Haile tells me that is just the beginning of 3 days of celebration. This sort of OFSP promotion will be done in all the eight Woredas {a woreda is equivalent of a county in Kenya}. Surely the banner of OFSP is flying high. No wonder, everybody is so enthusiastic of OFSP. As we try to pull out to go back to Mekelle, children, old people surround the car like bees so that we can give them at least one OFSP root. We had carried a few roots, knowing that we need to distribute some roots to other Woredas.

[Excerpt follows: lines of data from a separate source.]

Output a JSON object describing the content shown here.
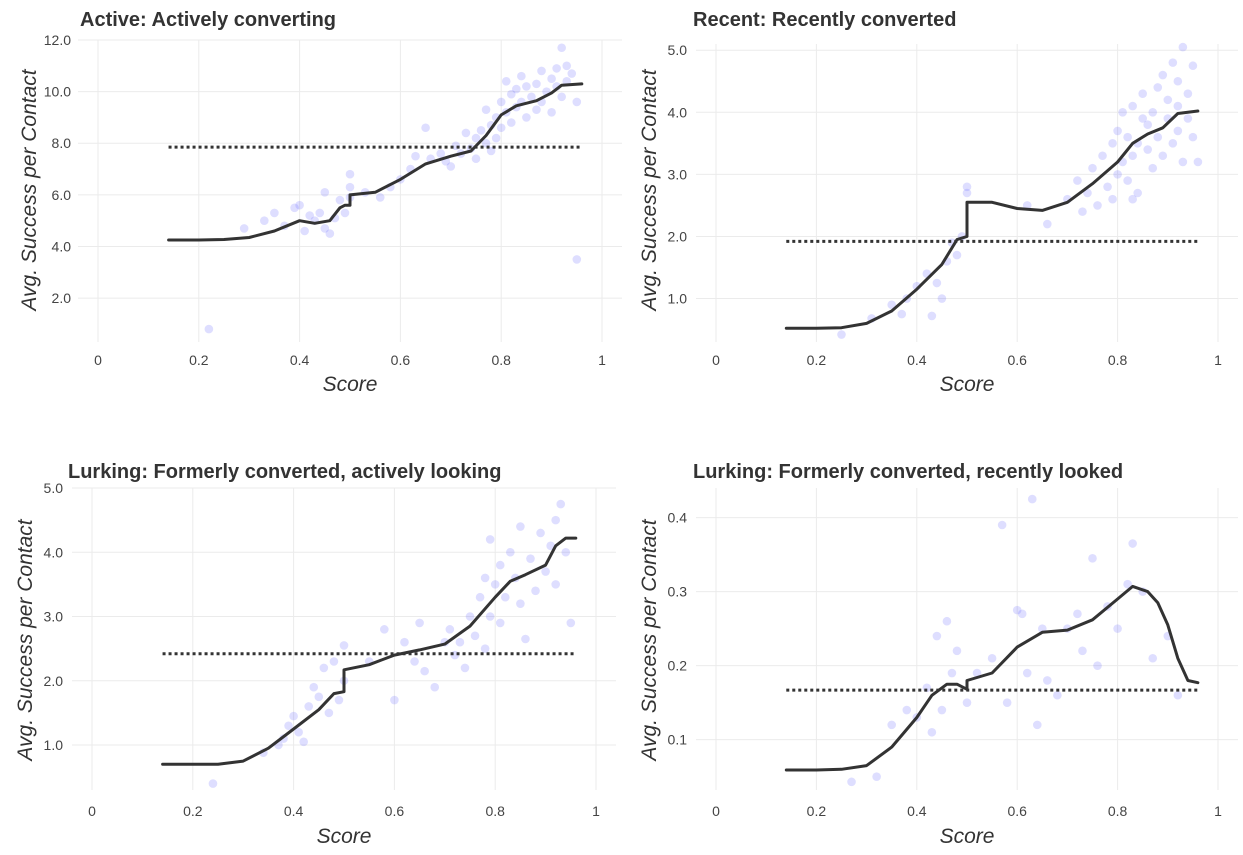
{
  "colors": {
    "point": "#6a6aff",
    "line": "#333333",
    "grid": "#ebebeb"
  },
  "chart_data": [
    {
      "type": "scatter",
      "title": "Active: Actively converting",
      "xlabel": "Score",
      "ylabel": "Avg. Success per Contact",
      "xlim": [
        0,
        1
      ],
      "ylim": [
        0.3,
        12.0
      ],
      "x_ticks": [
        0,
        0.2,
        0.4,
        0.6,
        0.8,
        1
      ],
      "x_tick_labels": [
        "0",
        "0.2",
        "0.4",
        "0.6",
        "0.8",
        "1"
      ],
      "y_ticks": [
        2,
        4,
        6,
        8,
        10,
        12
      ],
      "y_tick_labels": [
        "2.0",
        "4.0",
        "6.0",
        "8.0",
        "10.0",
        "12.0"
      ],
      "grid": true,
      "reference_line": {
        "y": 7.85,
        "x_range": [
          0.14,
          0.96
        ],
        "style": "dotted"
      },
      "trend_line": {
        "x": [
          0.14,
          0.2,
          0.25,
          0.3,
          0.35,
          0.4,
          0.43,
          0.46,
          0.48,
          0.49,
          0.5,
          0.5,
          0.55,
          0.6,
          0.65,
          0.7,
          0.74,
          0.77,
          0.8,
          0.83,
          0.87,
          0.9,
          0.92,
          0.96
        ],
        "y": [
          4.25,
          4.25,
          4.27,
          4.35,
          4.6,
          5.0,
          4.9,
          5.0,
          5.5,
          5.6,
          5.6,
          6.0,
          6.1,
          6.6,
          7.2,
          7.5,
          7.7,
          8.3,
          9.1,
          9.45,
          9.65,
          9.95,
          10.25,
          10.3
        ]
      },
      "points": [
        [
          0.22,
          0.8
        ],
        [
          0.29,
          4.7
        ],
        [
          0.33,
          5.0
        ],
        [
          0.35,
          5.3
        ],
        [
          0.37,
          4.8
        ],
        [
          0.39,
          5.5
        ],
        [
          0.4,
          5.6
        ],
        [
          0.41,
          4.6
        ],
        [
          0.42,
          5.2
        ],
        [
          0.43,
          5.0
        ],
        [
          0.44,
          5.3
        ],
        [
          0.45,
          4.7
        ],
        [
          0.45,
          6.1
        ],
        [
          0.46,
          4.5
        ],
        [
          0.47,
          5.1
        ],
        [
          0.48,
          5.8
        ],
        [
          0.49,
          5.3
        ],
        [
          0.5,
          6.3
        ],
        [
          0.5,
          6.8
        ],
        [
          0.5,
          5.9
        ],
        [
          0.53,
          6.1
        ],
        [
          0.56,
          5.9
        ],
        [
          0.58,
          6.3
        ],
        [
          0.6,
          6.6
        ],
        [
          0.62,
          7.0
        ],
        [
          0.63,
          7.5
        ],
        [
          0.65,
          8.6
        ],
        [
          0.66,
          7.4
        ],
        [
          0.68,
          7.6
        ],
        [
          0.69,
          7.3
        ],
        [
          0.7,
          7.1
        ],
        [
          0.71,
          7.9
        ],
        [
          0.72,
          7.6
        ],
        [
          0.73,
          8.4
        ],
        [
          0.74,
          7.8
        ],
        [
          0.75,
          8.2
        ],
        [
          0.75,
          7.4
        ],
        [
          0.76,
          8.5
        ],
        [
          0.77,
          8.0
        ],
        [
          0.77,
          9.3
        ],
        [
          0.78,
          8.7
        ],
        [
          0.78,
          7.7
        ],
        [
          0.79,
          9.0
        ],
        [
          0.79,
          8.2
        ],
        [
          0.8,
          8.6
        ],
        [
          0.8,
          9.6
        ],
        [
          0.81,
          10.4
        ],
        [
          0.81,
          9.2
        ],
        [
          0.82,
          9.9
        ],
        [
          0.82,
          8.8
        ],
        [
          0.83,
          10.1
        ],
        [
          0.83,
          9.4
        ],
        [
          0.84,
          9.6
        ],
        [
          0.84,
          10.6
        ],
        [
          0.85,
          9.0
        ],
        [
          0.85,
          10.2
        ],
        [
          0.86,
          9.8
        ],
        [
          0.87,
          10.3
        ],
        [
          0.87,
          9.3
        ],
        [
          0.88,
          10.8
        ],
        [
          0.88,
          9.6
        ],
        [
          0.89,
          10.0
        ],
        [
          0.9,
          10.5
        ],
        [
          0.9,
          9.2
        ],
        [
          0.91,
          10.9
        ],
        [
          0.91,
          10.2
        ],
        [
          0.92,
          11.7
        ],
        [
          0.92,
          9.8
        ],
        [
          0.93,
          11.0
        ],
        [
          0.93,
          10.4
        ],
        [
          0.94,
          10.7
        ],
        [
          0.95,
          9.6
        ],
        [
          0.95,
          3.5
        ]
      ]
    },
    {
      "type": "scatter",
      "title": "Recent: Recently converted",
      "xlabel": "Score",
      "ylabel": "Avg. Success per Contact",
      "xlim": [
        0,
        1
      ],
      "ylim": [
        0.3,
        5.1
      ],
      "x_ticks": [
        0,
        0.2,
        0.4,
        0.6,
        0.8,
        1
      ],
      "x_tick_labels": [
        "0",
        "0.2",
        "0.4",
        "0.6",
        "0.8",
        "1"
      ],
      "y_ticks": [
        1,
        2,
        3,
        4,
        5
      ],
      "y_tick_labels": [
        "1.0",
        "2.0",
        "3.0",
        "4.0",
        "5.0"
      ],
      "grid": true,
      "reference_line": {
        "y": 1.92,
        "x_range": [
          0.14,
          0.96
        ],
        "style": "dotted"
      },
      "trend_line": {
        "x": [
          0.14,
          0.2,
          0.25,
          0.3,
          0.35,
          0.4,
          0.45,
          0.48,
          0.5,
          0.5,
          0.55,
          0.6,
          0.65,
          0.7,
          0.75,
          0.8,
          0.83,
          0.86,
          0.89,
          0.92,
          0.96
        ],
        "y": [
          0.52,
          0.52,
          0.53,
          0.6,
          0.8,
          1.15,
          1.55,
          1.95,
          2.0,
          2.55,
          2.55,
          2.45,
          2.42,
          2.55,
          2.85,
          3.2,
          3.5,
          3.65,
          3.75,
          3.98,
          4.02
        ]
      },
      "points": [
        [
          0.25,
          0.42
        ],
        [
          0.31,
          0.68
        ],
        [
          0.35,
          0.9
        ],
        [
          0.37,
          0.75
        ],
        [
          0.38,
          1.0
        ],
        [
          0.4,
          1.2
        ],
        [
          0.42,
          1.4
        ],
        [
          0.43,
          0.72
        ],
        [
          0.44,
          1.25
        ],
        [
          0.45,
          1.0
        ],
        [
          0.46,
          1.6
        ],
        [
          0.47,
          1.9
        ],
        [
          0.48,
          1.7
        ],
        [
          0.49,
          2.0
        ],
        [
          0.5,
          2.8
        ],
        [
          0.5,
          2.7
        ],
        [
          0.62,
          2.5
        ],
        [
          0.66,
          2.2
        ],
        [
          0.7,
          2.6
        ],
        [
          0.72,
          2.9
        ],
        [
          0.73,
          2.4
        ],
        [
          0.74,
          2.7
        ],
        [
          0.75,
          3.1
        ],
        [
          0.76,
          2.5
        ],
        [
          0.77,
          3.3
        ],
        [
          0.78,
          2.8
        ],
        [
          0.79,
          3.5
        ],
        [
          0.8,
          3.0
        ],
        [
          0.8,
          3.7
        ],
        [
          0.81,
          3.2
        ],
        [
          0.81,
          4.0
        ],
        [
          0.82,
          2.9
        ],
        [
          0.82,
          3.6
        ],
        [
          0.83,
          3.3
        ],
        [
          0.83,
          4.1
        ],
        [
          0.84,
          3.5
        ],
        [
          0.84,
          2.7
        ],
        [
          0.85,
          3.9
        ],
        [
          0.85,
          4.3
        ],
        [
          0.86,
          3.4
        ],
        [
          0.86,
          3.8
        ],
        [
          0.87,
          4.0
        ],
        [
          0.87,
          3.1
        ],
        [
          0.88,
          4.4
        ],
        [
          0.88,
          3.6
        ],
        [
          0.89,
          4.6
        ],
        [
          0.89,
          3.3
        ],
        [
          0.9,
          3.9
        ],
        [
          0.9,
          4.2
        ],
        [
          0.91,
          3.5
        ],
        [
          0.91,
          4.8
        ],
        [
          0.92,
          4.1
        ],
        [
          0.92,
          3.7
        ],
        [
          0.92,
          4.5
        ],
        [
          0.93,
          5.05
        ],
        [
          0.93,
          3.2
        ],
        [
          0.94,
          4.3
        ],
        [
          0.94,
          3.9
        ],
        [
          0.95,
          4.75
        ],
        [
          0.95,
          3.6
        ],
        [
          0.96,
          3.2
        ],
        [
          0.79,
          2.6
        ],
        [
          0.83,
          2.6
        ]
      ]
    },
    {
      "type": "scatter",
      "title": "Lurking: Formerly converted, actively looking",
      "xlabel": "Score",
      "ylabel": "Avg. Success per Contact",
      "xlim": [
        0,
        1
      ],
      "ylim": [
        0.3,
        5.0
      ],
      "x_ticks": [
        0,
        0.2,
        0.4,
        0.6,
        0.8,
        1
      ],
      "x_tick_labels": [
        "0",
        "0.2",
        "0.4",
        "0.6",
        "0.8",
        "1"
      ],
      "y_ticks": [
        1,
        2,
        3,
        4,
        5
      ],
      "y_tick_labels": [
        "1.0",
        "2.0",
        "3.0",
        "4.0",
        "5.0"
      ],
      "grid": true,
      "reference_line": {
        "y": 2.42,
        "x_range": [
          0.14,
          0.96
        ],
        "style": "dotted"
      },
      "trend_line": {
        "x": [
          0.14,
          0.2,
          0.25,
          0.3,
          0.35,
          0.4,
          0.45,
          0.48,
          0.5,
          0.5,
          0.55,
          0.6,
          0.65,
          0.7,
          0.75,
          0.8,
          0.83,
          0.86,
          0.9,
          0.92,
          0.94,
          0.96
        ],
        "y": [
          0.7,
          0.7,
          0.7,
          0.75,
          0.95,
          1.25,
          1.55,
          1.8,
          1.83,
          2.17,
          2.25,
          2.4,
          2.48,
          2.57,
          2.85,
          3.3,
          3.55,
          3.65,
          3.8,
          4.1,
          4.22,
          4.22
        ]
      },
      "points": [
        [
          0.24,
          0.4
        ],
        [
          0.34,
          0.88
        ],
        [
          0.37,
          1.0
        ],
        [
          0.38,
          1.1
        ],
        [
          0.39,
          1.3
        ],
        [
          0.4,
          1.45
        ],
        [
          0.41,
          1.2
        ],
        [
          0.42,
          1.05
        ],
        [
          0.43,
          1.6
        ],
        [
          0.44,
          1.9
        ],
        [
          0.45,
          1.75
        ],
        [
          0.46,
          2.2
        ],
        [
          0.47,
          1.5
        ],
        [
          0.48,
          2.3
        ],
        [
          0.49,
          1.7
        ],
        [
          0.5,
          2.55
        ],
        [
          0.5,
          2.0
        ],
        [
          0.55,
          2.3
        ],
        [
          0.58,
          2.8
        ],
        [
          0.6,
          1.7
        ],
        [
          0.62,
          2.6
        ],
        [
          0.64,
          2.3
        ],
        [
          0.65,
          2.9
        ],
        [
          0.66,
          2.15
        ],
        [
          0.68,
          1.9
        ],
        [
          0.7,
          2.6
        ],
        [
          0.71,
          2.8
        ],
        [
          0.72,
          2.4
        ],
        [
          0.73,
          2.6
        ],
        [
          0.74,
          2.2
        ],
        [
          0.75,
          3.0
        ],
        [
          0.76,
          2.7
        ],
        [
          0.77,
          3.3
        ],
        [
          0.78,
          2.5
        ],
        [
          0.78,
          3.6
        ],
        [
          0.79,
          3.0
        ],
        [
          0.79,
          4.2
        ],
        [
          0.8,
          3.5
        ],
        [
          0.81,
          3.8
        ],
        [
          0.81,
          2.9
        ],
        [
          0.82,
          3.3
        ],
        [
          0.83,
          4.0
        ],
        [
          0.84,
          3.6
        ],
        [
          0.85,
          4.4
        ],
        [
          0.85,
          3.2
        ],
        [
          0.86,
          2.65
        ],
        [
          0.87,
          3.9
        ],
        [
          0.88,
          3.4
        ],
        [
          0.89,
          4.3
        ],
        [
          0.9,
          3.7
        ],
        [
          0.91,
          4.1
        ],
        [
          0.92,
          3.5
        ],
        [
          0.92,
          4.5
        ],
        [
          0.93,
          4.75
        ],
        [
          0.94,
          4.0
        ],
        [
          0.95,
          2.9
        ]
      ]
    },
    {
      "type": "scatter",
      "title": "Lurking: Formerly converted, recently looked",
      "xlabel": "Score",
      "ylabel": "Avg. Success per Contact",
      "xlim": [
        0,
        1
      ],
      "ylim": [
        0.032,
        0.44
      ],
      "x_ticks": [
        0,
        0.2,
        0.4,
        0.6,
        0.8,
        1
      ],
      "x_tick_labels": [
        "0",
        "0.2",
        "0.4",
        "0.6",
        "0.8",
        "1"
      ],
      "y_ticks": [
        0.1,
        0.2,
        0.3,
        0.4
      ],
      "y_tick_labels": [
        "0.1",
        "0.2",
        "0.3",
        "0.4"
      ],
      "grid": true,
      "reference_line": {
        "y": 0.167,
        "x_range": [
          0.14,
          0.96
        ],
        "style": "dotted"
      },
      "trend_line": {
        "x": [
          0.14,
          0.2,
          0.25,
          0.3,
          0.35,
          0.4,
          0.43,
          0.46,
          0.48,
          0.5,
          0.5,
          0.55,
          0.6,
          0.65,
          0.7,
          0.75,
          0.8,
          0.83,
          0.86,
          0.88,
          0.9,
          0.92,
          0.94,
          0.96
        ],
        "y": [
          0.059,
          0.059,
          0.06,
          0.065,
          0.09,
          0.13,
          0.16,
          0.175,
          0.175,
          0.168,
          0.18,
          0.19,
          0.225,
          0.245,
          0.248,
          0.262,
          0.29,
          0.307,
          0.3,
          0.285,
          0.255,
          0.21,
          0.18,
          0.177
        ]
      },
      "points": [
        [
          0.27,
          0.043
        ],
        [
          0.32,
          0.05
        ],
        [
          0.35,
          0.12
        ],
        [
          0.38,
          0.14
        ],
        [
          0.4,
          0.13
        ],
        [
          0.42,
          0.17
        ],
        [
          0.43,
          0.11
        ],
        [
          0.44,
          0.24
        ],
        [
          0.45,
          0.14
        ],
        [
          0.46,
          0.26
        ],
        [
          0.47,
          0.19
        ],
        [
          0.48,
          0.22
        ],
        [
          0.5,
          0.15
        ],
        [
          0.52,
          0.19
        ],
        [
          0.55,
          0.21
        ],
        [
          0.57,
          0.39
        ],
        [
          0.58,
          0.15
        ],
        [
          0.6,
          0.275
        ],
        [
          0.61,
          0.27
        ],
        [
          0.62,
          0.19
        ],
        [
          0.63,
          0.425
        ],
        [
          0.64,
          0.12
        ],
        [
          0.65,
          0.25
        ],
        [
          0.66,
          0.18
        ],
        [
          0.68,
          0.16
        ],
        [
          0.7,
          0.25
        ],
        [
          0.72,
          0.27
        ],
        [
          0.73,
          0.22
        ],
        [
          0.75,
          0.345
        ],
        [
          0.76,
          0.2
        ],
        [
          0.78,
          0.28
        ],
        [
          0.8,
          0.25
        ],
        [
          0.82,
          0.31
        ],
        [
          0.83,
          0.365
        ],
        [
          0.85,
          0.3
        ],
        [
          0.87,
          0.21
        ],
        [
          0.9,
          0.24
        ],
        [
          0.92,
          0.16
        ]
      ]
    }
  ]
}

I am now grudgingly leaving this celebration which has just started. I am thinking of many questions I have not asked; e.g what the different hair styles signify; what the different Ashenda dresses signify; and even shoes. I also want to see what happens in the late evenings. Is my restaurant still full of people? I have no opportunity to see what happens on Sunday and Monday. I hear that on Monday groups of girls will fight against each other; telling the other that they are more beautiful and organized.


I enter the plane and this air hostess tells me Melkam berera (Have a safe flight). Within me, I know I have left nice things in Mekele and once again, I begin missing my family.


This is not a full story. It is not meant to be. Please complete the story next year, when you visit this place; exactly at this time. I hope you spend the three days here. And just know that there is never such a great opportunity to promote OFSP than during Ashenda celebrations!